Opinion
12874 Index No. 153879/17 Case No. 2020-02960
01-14-2021
Leahey & Johnson, P.C., New York (Christopher Delamere Clarke of counsel), for appellants. Law Office of Ephrem J. Wertenteil, New York (Ephrem J. Wertenteil of counsel), for respondent.
Leahey & Johnson, P.C., New York (Christopher Delamere Clarke of counsel), for appellants.
Law Office of Ephrem J. Wertenteil, New York (Ephrem J. Wertenteil of counsel), for respondent.
Manzanet–Daniels, J.P., Gische, Kapnick, Singh, Mendez, JJ.
Order, Supreme Court, New York County (Paul A. Goetz, J.), entered March 9, 2020, which denied defendants' motion for summary judgment dismissing the complaint, unanimously affirmed, without costs.
Plaintiff testified that he was walking on a grassy hill on defendants' cemetery grounds when his foot became stuck in a hole, and his ankle broke. Defendants failed to establish prima facie either that they did not have constructive notice of the hole (see Barrett v. Aero Snow Removal Corp., 167 A.D.3d 519, 90 N.Y.S.3d 161 [1st Dept. 2018] ) or that the hole was open and obvious and not inherently dangerous (see Keech v. 30 E. 85th St. Co., 173 A.D.3d 645, 103 N.Y.S.3d 81 [1st Dept. 2019] ).

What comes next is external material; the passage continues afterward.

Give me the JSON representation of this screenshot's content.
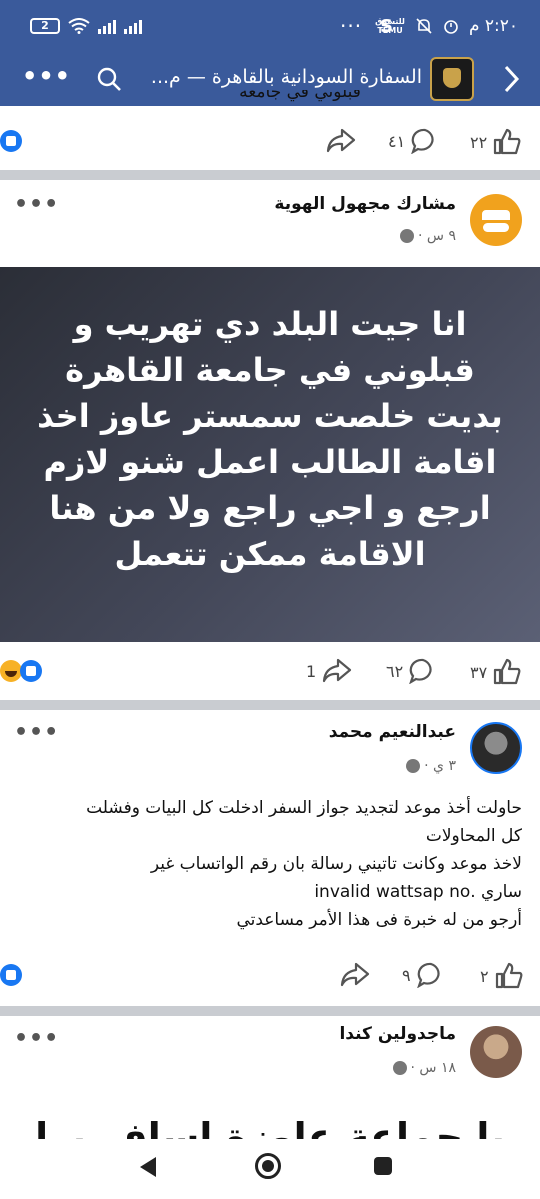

With respect to constructive notice, the cemetery superintendent's testimony about inspections of the premises failed to show when the location around the hole was last checked before plaintiff's accident (see Savio v. St. Raymond Cemetery, 160 A.D.3d 602, 603, 75 N.Y.S.3d 11 [1st Dept. 2018] ). Nor did defendants establish on this motion that the hole was a naturally occurring topographic condition and that they could not have been expected to remedy it (see Weisberg v. Town of Wallkill Boys & Girls Club, Inc., 126 A.D.3d 787, 2 N.Y.S.3d 802 [2d Dept. 2015] ).

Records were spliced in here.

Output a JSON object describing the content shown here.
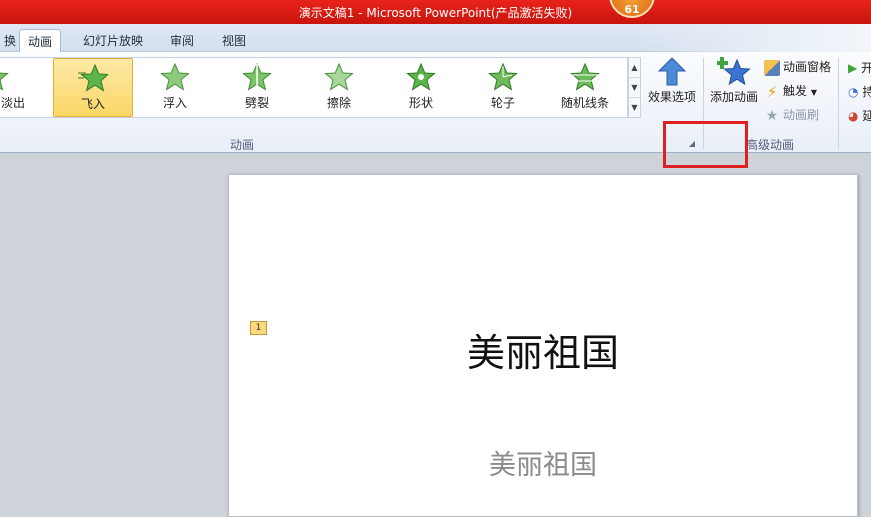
{
  "window": {
    "title": "演示文稿1 - Microsoft PowerPoint(产品激活失败)",
    "badge": "61"
  },
  "tabs": [
    {
      "label": "换"
    },
    {
      "label": "动画"
    },
    {
      "label": "幻灯片放映"
    },
    {
      "label": "审阅"
    },
    {
      "label": "视图"
    }
  ],
  "ribbon": {
    "animations": [
      {
        "label": "淡出"
      },
      {
        "label": "飞入"
      },
      {
        "label": "浮入"
      },
      {
        "label": "劈裂"
      },
      {
        "label": "擦除"
      },
      {
        "label": "形状"
      },
      {
        "label": "轮子"
      },
      {
        "label": "随机线条"
      }
    ],
    "effect_options": "效果选项",
    "add_animation": "添加动画",
    "animation_pane": "动画窗格",
    "trigger": "触发",
    "animation_painter": "动画刷",
    "group_animation": "动画",
    "group_advanced": "高级动画",
    "timing_labels": [
      "开",
      "持",
      "延"
    ]
  },
  "colors": {
    "accent_red": "#e02020",
    "selected": "#fbd766"
  },
  "slide": {
    "animation_tag": "1",
    "title": "美丽祖国",
    "subtitle": "美丽祖国"
  }
}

With respect to whether the hole was open and obvious and not inherently dangerous, it is not dispositive whether plaintiff was able to see the condition before the accident occurred (see e.g. Farrugia v. 1440 Broadway Assoc., 163 A.D.3d 452, 453–455, 82 N.Y.S.3d 1 [1st Dept. 2018] ; see also id. at 457, 82 N.Y.S.3d 1 [Andrias, J., dissenting in part], appeal withdrawn 32 N.Y.3d 1168, 97 N.Y.S.3d 642, 121 N.E.3d 270 [2019] ).
Although defendants' failure to make their prima facie showing obviates the need to evaluate plaintiff's opposition, we note that with respect to constructive notice plaintiff testified that he had seen the same hole the week before. Any inconsistencies in his testimony merely present issues of fact as to his credibility (see Cuevas v. City of New York, 32 A.D.3d 372, 373, 821 N.Y.S.2d 37 [1st Dept. 2006] ).
The court providently exercised its discretion in considering plaintiff's untimely opposition papers, as there was no showing of prejudice, and defendants submitted a reply affirmation addressing plaintiff's arguments on the merits (see Serradilla v. Lords Corp., 117 A.D.3d 648, 649, 987 N.Y.S.2d 320 [1st Dept. 2014] ).
We have considered defendants' remaining arguments and find them unavailing.